The Rwandan tribunal noted that the groundwork had been laid for genocide before the death of the Rwandan president, Juvénal Habyarimana, on April 6, 1994. “If the downing of the plane was the trigger,” said the tribunal, then RTLM and Kangura were “the bullets in the gun.” In the days following, mobs rushed through Kigali, the capital, hunting down and massacring political leaders. The frantic rush through the Capitol on Jan. 6 with pro-Trump mobs searching for House Speaker Nancy Pelosi and calling for the death of Pence is reminiscent on a smaller scale of the frenzy that spread throughout Rwanda. Many of those who attacked the Capitol on Jan. 6 said they did so because their president, Donald Trump, told them democracy was under attack and that they needed to fight back. They were answering his call, which whipped them into a deadly state of hatred and violence.
Despite the misguided view of absolutists that the First Amendment is a blank check for incitement to violence, accountability is emerging in the US, starting with social media and the belated actions taken by Twitter and Facebook to stop the spread of hatred and lies.
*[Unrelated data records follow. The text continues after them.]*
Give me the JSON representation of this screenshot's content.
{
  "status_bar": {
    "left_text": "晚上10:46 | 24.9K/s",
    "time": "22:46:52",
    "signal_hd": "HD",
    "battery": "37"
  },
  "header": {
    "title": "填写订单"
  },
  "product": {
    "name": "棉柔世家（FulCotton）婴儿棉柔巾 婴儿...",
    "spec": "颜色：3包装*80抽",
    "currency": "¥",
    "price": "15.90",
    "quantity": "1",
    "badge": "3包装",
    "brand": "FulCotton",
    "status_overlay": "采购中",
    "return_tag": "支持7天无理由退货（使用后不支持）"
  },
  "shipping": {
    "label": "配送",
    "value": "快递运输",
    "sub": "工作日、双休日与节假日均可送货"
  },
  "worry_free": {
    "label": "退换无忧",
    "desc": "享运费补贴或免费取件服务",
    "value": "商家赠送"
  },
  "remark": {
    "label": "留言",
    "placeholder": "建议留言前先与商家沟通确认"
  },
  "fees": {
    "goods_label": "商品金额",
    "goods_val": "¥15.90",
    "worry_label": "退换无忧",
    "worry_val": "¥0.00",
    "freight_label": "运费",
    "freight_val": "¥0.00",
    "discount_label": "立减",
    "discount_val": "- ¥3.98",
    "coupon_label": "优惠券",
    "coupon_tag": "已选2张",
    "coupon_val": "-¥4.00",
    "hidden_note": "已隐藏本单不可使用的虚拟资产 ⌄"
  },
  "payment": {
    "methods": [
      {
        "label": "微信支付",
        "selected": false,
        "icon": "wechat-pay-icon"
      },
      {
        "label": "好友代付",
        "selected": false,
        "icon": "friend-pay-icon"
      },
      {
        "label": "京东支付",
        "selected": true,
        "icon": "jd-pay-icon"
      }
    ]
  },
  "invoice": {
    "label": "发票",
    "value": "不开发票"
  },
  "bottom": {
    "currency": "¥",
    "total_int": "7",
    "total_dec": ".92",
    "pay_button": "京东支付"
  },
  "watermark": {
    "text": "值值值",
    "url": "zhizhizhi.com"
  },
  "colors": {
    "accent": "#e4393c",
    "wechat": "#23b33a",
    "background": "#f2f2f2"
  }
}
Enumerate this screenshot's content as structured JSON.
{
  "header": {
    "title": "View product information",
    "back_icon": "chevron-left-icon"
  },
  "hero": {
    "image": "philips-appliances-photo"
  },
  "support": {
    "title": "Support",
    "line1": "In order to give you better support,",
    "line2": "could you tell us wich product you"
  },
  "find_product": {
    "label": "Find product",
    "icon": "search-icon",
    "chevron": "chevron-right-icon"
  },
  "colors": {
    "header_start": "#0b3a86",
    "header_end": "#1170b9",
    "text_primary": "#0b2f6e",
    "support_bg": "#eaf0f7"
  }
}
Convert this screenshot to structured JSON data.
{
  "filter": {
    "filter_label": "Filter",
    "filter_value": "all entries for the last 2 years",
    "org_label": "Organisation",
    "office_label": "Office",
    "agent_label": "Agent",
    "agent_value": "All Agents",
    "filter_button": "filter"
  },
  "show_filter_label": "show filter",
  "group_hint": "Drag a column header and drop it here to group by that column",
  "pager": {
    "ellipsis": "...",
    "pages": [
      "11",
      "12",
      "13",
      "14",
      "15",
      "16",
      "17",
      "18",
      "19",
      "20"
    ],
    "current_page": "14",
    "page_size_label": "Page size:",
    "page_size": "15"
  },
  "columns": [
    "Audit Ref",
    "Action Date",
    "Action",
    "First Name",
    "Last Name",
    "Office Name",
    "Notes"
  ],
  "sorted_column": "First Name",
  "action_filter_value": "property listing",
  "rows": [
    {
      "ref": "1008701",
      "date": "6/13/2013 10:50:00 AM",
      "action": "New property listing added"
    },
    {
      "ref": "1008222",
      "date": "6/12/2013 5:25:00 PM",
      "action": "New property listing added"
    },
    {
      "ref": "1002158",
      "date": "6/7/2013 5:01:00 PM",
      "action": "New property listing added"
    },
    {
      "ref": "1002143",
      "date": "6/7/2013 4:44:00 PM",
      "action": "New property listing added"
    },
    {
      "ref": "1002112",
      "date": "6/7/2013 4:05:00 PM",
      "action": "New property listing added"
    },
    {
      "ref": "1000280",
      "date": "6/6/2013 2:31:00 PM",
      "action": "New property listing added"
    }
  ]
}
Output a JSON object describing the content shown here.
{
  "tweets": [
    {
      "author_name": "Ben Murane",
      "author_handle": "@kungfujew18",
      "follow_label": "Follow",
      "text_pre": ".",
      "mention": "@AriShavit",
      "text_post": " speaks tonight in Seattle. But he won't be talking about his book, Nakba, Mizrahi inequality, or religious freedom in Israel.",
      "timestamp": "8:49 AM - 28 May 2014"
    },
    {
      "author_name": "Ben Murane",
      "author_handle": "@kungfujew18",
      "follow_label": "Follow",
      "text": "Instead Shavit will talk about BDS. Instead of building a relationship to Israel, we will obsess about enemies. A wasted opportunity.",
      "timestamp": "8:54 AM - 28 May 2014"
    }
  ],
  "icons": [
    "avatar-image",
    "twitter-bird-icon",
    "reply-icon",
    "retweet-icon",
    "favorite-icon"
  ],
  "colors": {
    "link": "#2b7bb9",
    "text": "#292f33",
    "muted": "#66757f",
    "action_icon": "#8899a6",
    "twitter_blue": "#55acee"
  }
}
The impeachment of Trump is recognition that the former president bears some responsibility for the attack on the Capitol. It is recognition of the causal link between the mobilization of fear and anger and the fatal action that so readily follows. The Senate will decide whether to hold Trump responsible for what happened on Jan. 6, in which five people, including a police officer, died. The assault was built on the lie that President Biden stole the election that Trump was trying to steal. Hopefully, truth and justice will prevail.
Navi Pillay is president of the International Commission Against the Death Penalty. Previously, she was president of the International Criminal Tribunal for Rwanda from 1999 to 2003 and presiding judge in the trial of Ferdinand Nahimana, Jean-Bosco Barayagwiza and Hassan Ngeze (the “Media Trial”). She later served as a judge on the International Criminal Court and was the United Nations High Commissioner for Human Rights from 2008 to 2014.
Jessica Neuwirth is the Rita E. Hauser Director of the Human Rights Program at Roosevelt House Public Policy Institute, Hunter College, City University of New York. As senior legal officer at the International Criminal Tribunal for Rwanda in 2003, she led the drafting team for the judgment in the Media Trial.